Coral Vita founders Gator Halpern, left, and Sam Teicher. Photo: Kvarøy Arctic.

Storm surge

In the Bahamas, Kvarøy Arctic’s grant is helping Coral Vita, the world’s first commercial land-based coral farm, rebuild after the farm was mostly destroyed by a 17 ft storm surge due to Hurricane Dorian.

Founded by Sam Teicher and Gator Halpern, Coral Vita is dedicated to maintaining and regrowing coral reefs incorporating breakthrough techniques for growing coral up to 50 times faster while boosting resilience against warming, acidifying oceans.

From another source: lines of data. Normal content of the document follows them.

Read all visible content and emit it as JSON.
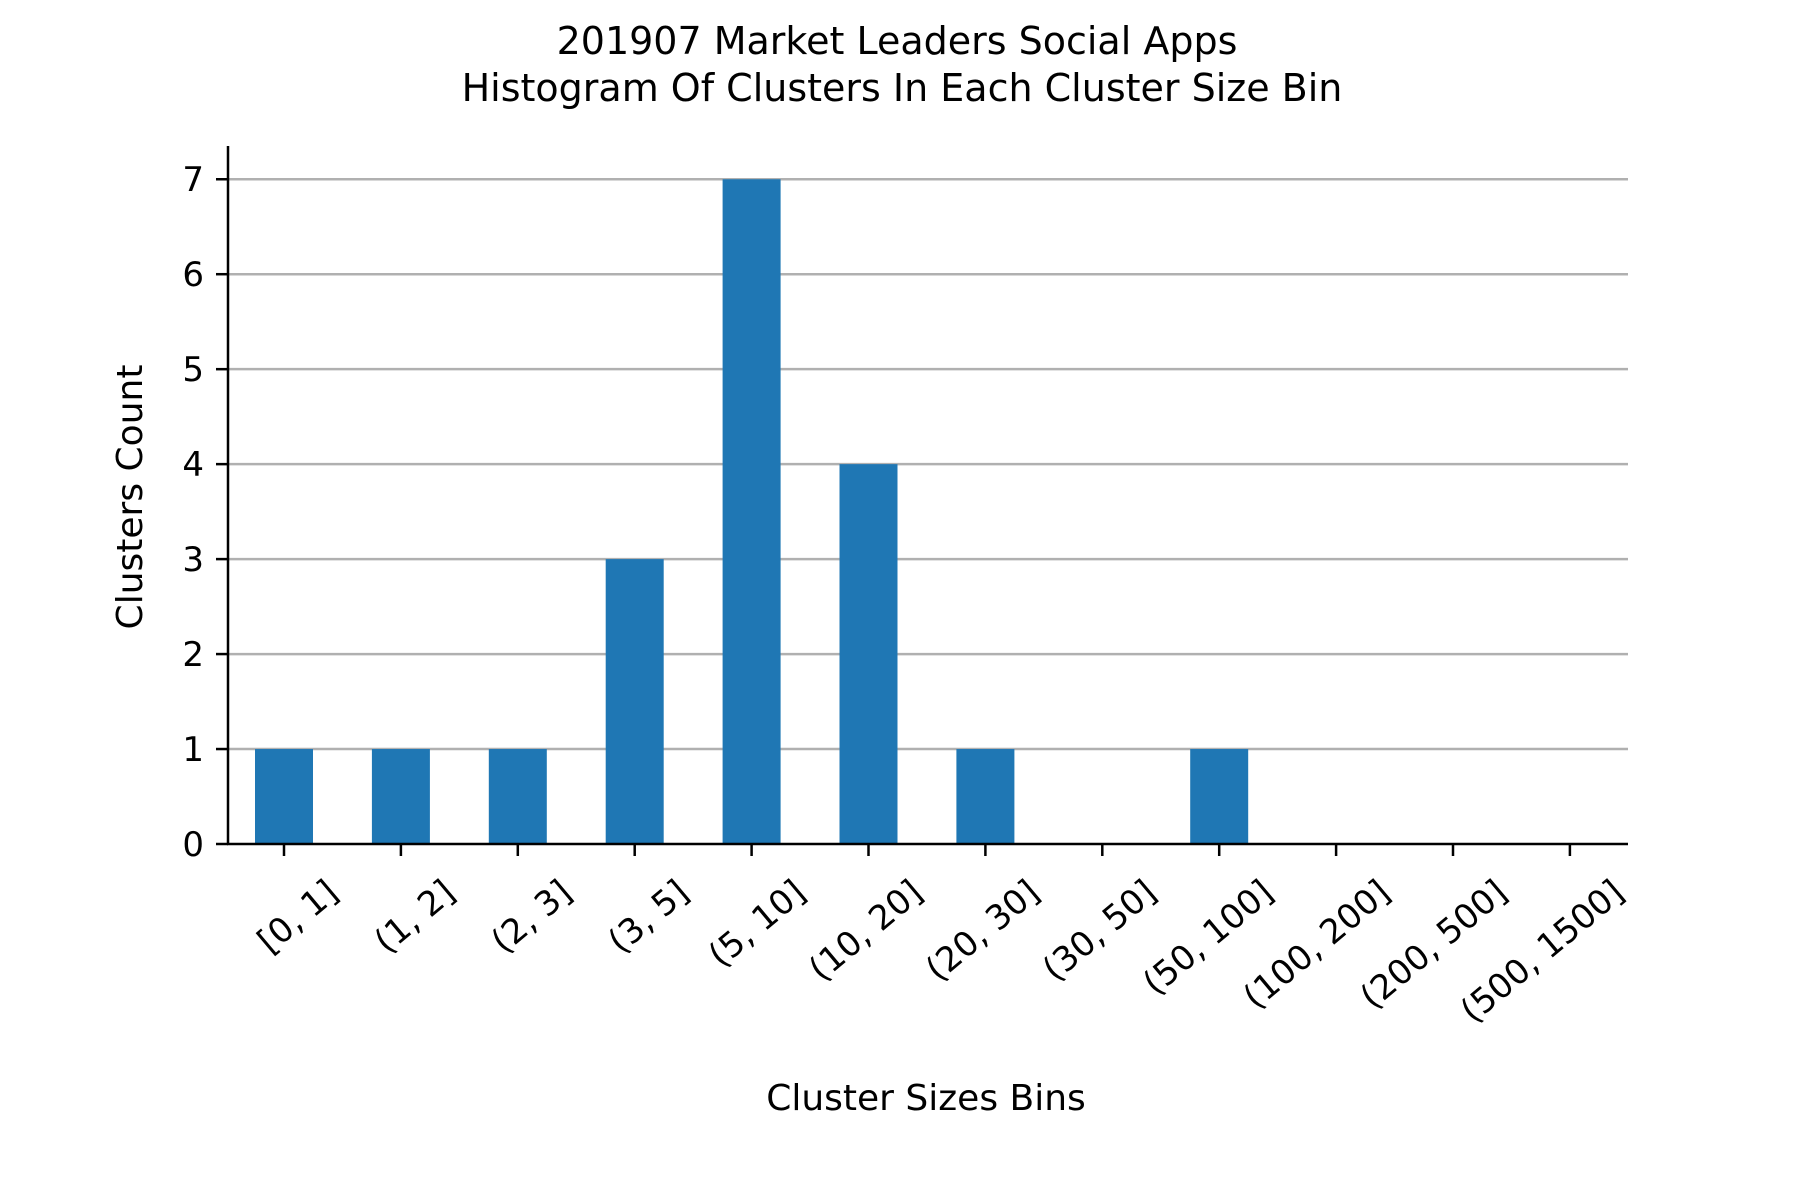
{
  "chart_data": {
    "type": "bar",
    "title": "201907 Market Leaders Social Apps",
    "subtitle": "Histogram Of Clusters In Each Cluster Size Bin",
    "xlabel": "Cluster Sizes Bins",
    "ylabel": "Clusters Count",
    "categories": [
      "[0, 1]",
      "(1, 2]",
      "(2, 3]",
      "(3, 5]",
      "(5, 10]",
      "(10, 20]",
      "(20, 30]",
      "(30, 50]",
      "(50, 100]",
      "(100, 200]",
      "(200, 500]",
      "(500, 1500]"
    ],
    "values": [
      1,
      1,
      1,
      3,
      7,
      4,
      1,
      0,
      1,
      0,
      0,
      0
    ],
    "ylim": [
      0,
      7.35
    ],
    "yticks": [
      0,
      1,
      2,
      3,
      4,
      5,
      6,
      7
    ],
    "grid": "horizontal",
    "legend": "none",
    "bar_color": "#1f77b4",
    "grid_color": "#b0b0b0",
    "axis_color": "#000000"
  }
}
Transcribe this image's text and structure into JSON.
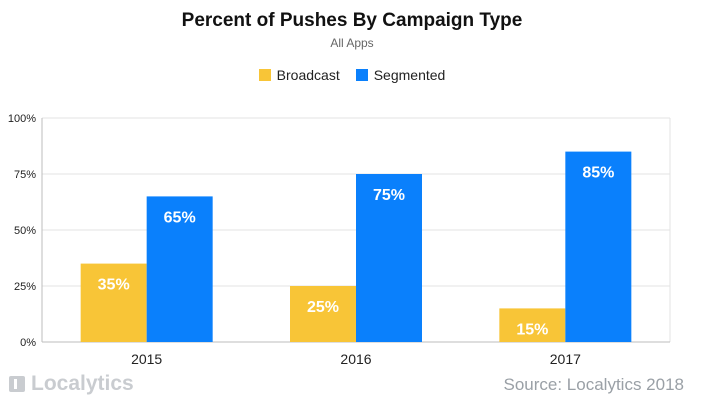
{
  "chart_data": {
    "type": "bar",
    "title": "Percent of Pushes By Campaign Type",
    "subtitle": "All Apps",
    "categories": [
      "2015",
      "2016",
      "2017"
    ],
    "series": [
      {
        "name": "Broadcast",
        "values": [
          35,
          25,
          15
        ],
        "color": "#f8c537",
        "labels": [
          "35%",
          "25%",
          "15%"
        ]
      },
      {
        "name": "Segmented",
        "values": [
          65,
          75,
          85
        ],
        "color": "#0a80fc",
        "labels": [
          "65%",
          "75%",
          "85%"
        ]
      }
    ],
    "ylim": [
      0,
      100
    ],
    "yticks": [
      0,
      25,
      50,
      75,
      100
    ],
    "ytick_labels": [
      "0%",
      "25%",
      "50%",
      "75%",
      "100%"
    ],
    "grid": true,
    "legend_position": "top-center"
  },
  "brand": {
    "name": "Localytics"
  },
  "source": "Source: Localytics 2018"
}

After focusing on humanitarian aid in the aftermath of the storm surge, Coral Vita is returning to its core mission. Through the Kvarøy Arctic grant, Coral Vita will invest in critical infrastructure for its project including a heat pump system, a heat exchange system, and a UVC filter, all of which are necessary due to the compromised water table from recent hurricanes. These innovations will allow Coral Vita to increase its efforts from growing hundreds to over 10,000 coral fragments and build capacity for local jobs and tourism.

Rebuilding better

Kvarøy Arctic, which supplies salmon to the Whole Foods Market chain in the US, is providing its support through the World Central Kitchen (WCK) Food Producer Network. WCK is a non-profit organisation that uses food to nourish communities and strengthen economies in times of crisis and beyond.

“The support of WCK and Kvarøy Arctic has helped us rebuild our farm even better than it was before the devastation of Hurricane Dorian,” said Coral Vita’s Halpern. “We've been able to scale our operations and increase the efficiency of our coral farming infrastructure to further benefit the reef ecosystem and community of the Bahamas.”

“We believe in the importance of supporting a diverse array of projects to benefit the health of our oceans and our communities globally,” said Kvarøy Arctic development director Jennifer Bushman in a press release.

“Aquaculture isn’t a well-known industry in the Caribbean and we believe our support through this WCK program will help grow the industry for the benefit of us all.”